Sparx enters renewable business building, mega-solar power plant

Sparx Group will build a mega- solar power plant in southern Japan as it expands beyond fund management to meet rising demand for renewable energy after the March 2011 nuclear disaster.

Sparx, with 449 billion yen ($5.7 billion) of assets, signed an agreement with a town in Kumamoto prefecture, in the southern Kyushu island, and Coretech, a Tokyo-based company providing alternative energy consulting business, today to build the plant, said Sparx Chief Executive Officer Shuhei Abe. The cost to build the plant, expected to start operating in October 2013, will be about 2.8 billion yen, Abe said.

Sparx is expanding into the alternative energy business as Abe tries to bring his company back to profitability by widening offerings beyond equity-related products. The Tokyo-based asset manager in June won a contract from the Tokyo Metropolitan Government to start an infrastructure fund that will invest in the nation’s renewable energy industry.

“This marks our first real investment into the renewable business and that is a significant step for us,” Abe said in an interview. “It is part of our overall effort to expand into the industry following the mandate from the Tokyo government.”

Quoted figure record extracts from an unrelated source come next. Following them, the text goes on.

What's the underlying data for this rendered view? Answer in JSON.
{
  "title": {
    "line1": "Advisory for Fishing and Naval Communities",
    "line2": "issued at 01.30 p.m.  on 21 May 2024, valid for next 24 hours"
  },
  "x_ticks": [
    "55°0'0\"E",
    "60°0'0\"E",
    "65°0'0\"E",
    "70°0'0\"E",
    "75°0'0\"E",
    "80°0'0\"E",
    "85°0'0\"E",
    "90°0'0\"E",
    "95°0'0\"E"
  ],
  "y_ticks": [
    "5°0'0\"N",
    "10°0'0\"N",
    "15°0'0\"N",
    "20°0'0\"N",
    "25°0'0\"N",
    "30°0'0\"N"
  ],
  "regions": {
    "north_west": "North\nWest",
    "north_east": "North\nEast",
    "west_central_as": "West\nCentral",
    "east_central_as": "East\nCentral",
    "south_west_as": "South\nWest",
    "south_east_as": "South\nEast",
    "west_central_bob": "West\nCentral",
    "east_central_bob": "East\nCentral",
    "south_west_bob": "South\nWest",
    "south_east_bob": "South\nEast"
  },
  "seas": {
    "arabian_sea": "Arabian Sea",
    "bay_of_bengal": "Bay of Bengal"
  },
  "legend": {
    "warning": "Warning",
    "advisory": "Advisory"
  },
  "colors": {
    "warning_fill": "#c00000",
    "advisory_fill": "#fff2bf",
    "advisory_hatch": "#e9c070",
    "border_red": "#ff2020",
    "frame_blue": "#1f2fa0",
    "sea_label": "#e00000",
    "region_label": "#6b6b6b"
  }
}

Japan introduced a so-called feed-in-tariff on July 1 under which solar power providers earn 42 yen a kilowatt-hour for the electricity they produce, three times the 13.65 yen charged to industrial and commercial users. The preferential rate for commercial and utility-scale solar power lasts for 20 years.

Tokyo mandate

The plant, on about 9.5 hectares (23.5 acres) and generating 8,000 kilowatts, will be managed by a unit of Sparx dedicated to renewable businesses and will target about 8 percent to 10 percent return for investors, Abe said. Japanese households use an average 3 kilowatts of electricity, according to Tokyo Electric Power Co.

The fund run under Tokyo government’s mandate may eventually invest in the plant if the investment is deemed justifiable, he said. The Tokyo government’s infrastructure fund is currently preparing to raise money and is planning to start in late November, Abe said.

The Tokyo city government sought companies able to manage a public-private infrastructure fund dedicated to investing in the country’s power-supply business amid Japan’s efforts to cut dependence on atomic energy that provided about 30 percent of the nation’s power before the Fukushima nuclear meltdown in March 2011 after an earthquake.